Come funziona l’attacco Miasma
L’attacco si basa su tre fasi principali:
- Compromissione del pacchetto: Un pacchetto npm di Red Hat è stato infettato con codice che, una volta installato, raccoglie credenziali e le invia a un server di comando e controllo.
- Propagazione: Il pacchetto infetto viene pubblicato nuovamente su npm, attirando altri progetti che lo dipendono. In questo modo, l’attacco si diffonde rapidamente tra le dipendenze di terze parti.
- Rubare credenziali: Il codice infetto esegue script di “credential harvesting” che leggono file di configurazione, token di accesso a GitHub, credenziali di database e chiavi di servizio cloud.
Implicazioni per le PMI
Per le piccole e medie imprese, l’impatto può essere devastante:
- Perdita di dati sensibili: Le credenziali rubate possono aprire porte a database, storage e servizi cloud.

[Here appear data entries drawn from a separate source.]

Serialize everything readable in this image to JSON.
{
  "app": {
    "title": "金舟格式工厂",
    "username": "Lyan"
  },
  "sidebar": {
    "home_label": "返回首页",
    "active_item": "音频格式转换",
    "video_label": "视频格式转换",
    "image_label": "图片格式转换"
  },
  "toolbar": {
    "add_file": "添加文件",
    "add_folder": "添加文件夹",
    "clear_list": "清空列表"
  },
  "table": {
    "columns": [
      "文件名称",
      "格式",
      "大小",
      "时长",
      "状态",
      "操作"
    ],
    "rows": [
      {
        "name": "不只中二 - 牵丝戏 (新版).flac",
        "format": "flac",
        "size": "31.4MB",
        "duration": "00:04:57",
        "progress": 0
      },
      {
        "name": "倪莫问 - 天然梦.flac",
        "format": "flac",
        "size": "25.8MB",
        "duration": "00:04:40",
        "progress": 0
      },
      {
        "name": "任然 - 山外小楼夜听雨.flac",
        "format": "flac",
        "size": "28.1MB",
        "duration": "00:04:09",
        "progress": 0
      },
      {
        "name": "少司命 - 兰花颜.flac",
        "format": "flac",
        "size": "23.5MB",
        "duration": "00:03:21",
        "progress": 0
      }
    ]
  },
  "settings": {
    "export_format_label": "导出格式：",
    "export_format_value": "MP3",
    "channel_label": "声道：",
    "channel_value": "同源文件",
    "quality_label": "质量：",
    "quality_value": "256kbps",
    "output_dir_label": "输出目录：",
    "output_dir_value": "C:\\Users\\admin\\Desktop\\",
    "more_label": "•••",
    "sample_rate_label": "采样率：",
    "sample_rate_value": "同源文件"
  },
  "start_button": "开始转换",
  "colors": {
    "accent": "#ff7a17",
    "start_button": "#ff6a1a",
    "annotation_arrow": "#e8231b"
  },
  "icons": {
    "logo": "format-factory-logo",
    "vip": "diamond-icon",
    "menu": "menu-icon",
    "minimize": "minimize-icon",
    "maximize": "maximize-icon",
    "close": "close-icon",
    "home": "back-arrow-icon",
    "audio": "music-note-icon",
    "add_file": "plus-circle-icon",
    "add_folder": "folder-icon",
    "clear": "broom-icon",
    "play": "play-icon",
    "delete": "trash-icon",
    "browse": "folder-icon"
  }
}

- Interruzione dei servizi: Se un pacchetto infetto è parte di un pipeline di produzione, può causare downtime o errori critici.
- Rischio di reputazione: Un attacco di supply‑chain può compromettere la fiducia dei clienti e dei partner.
Contromisure pratiche
Le PMI e i MSP possono adottare le seguenti misure per mitigare i rischi:
- Verifica delle dipendenze: Utilizzare strumenti come npm audit, Snyk o Dependabot per rilevare vulnerabilità note e pacchetti sospetti.
- Isolamento delle pipeline: Configurare build in ambienti separati (sandbox) e limitare l’accesso ai repository di produzione.
- Gestione delle credenziali: Utilizzare secret manager (es. HashiCorp Vault, Azure Key Vault, AWS Secrets Manager) e rimuovere credenziali hard‑coded dai pacchetti.
- Monitoraggio e logging: Attivare log di build, audit trail e monitoraggio delle attività di rete per individuare comportamenti anomali.
- Zero Trust per i pacchetti: Implementare policy di firma digitale e verifica delle firme dei pacchetti prima dell’installazione.
Conclusioni
L’attacco Miasma dimostra quanto sia cruciale proteggere le catene di distribuzione software. Le PMI devono investire in pratiche di sicurezza solide, monitoraggio continuo e politiche di gestione delle dipendenze per ridurre l’esposizione a minacce di supply‑chain. Con le contromisure giuste, è possibile mitigare i rischi e mantenere la fiducia nei propri sistemi e nei propri clienti.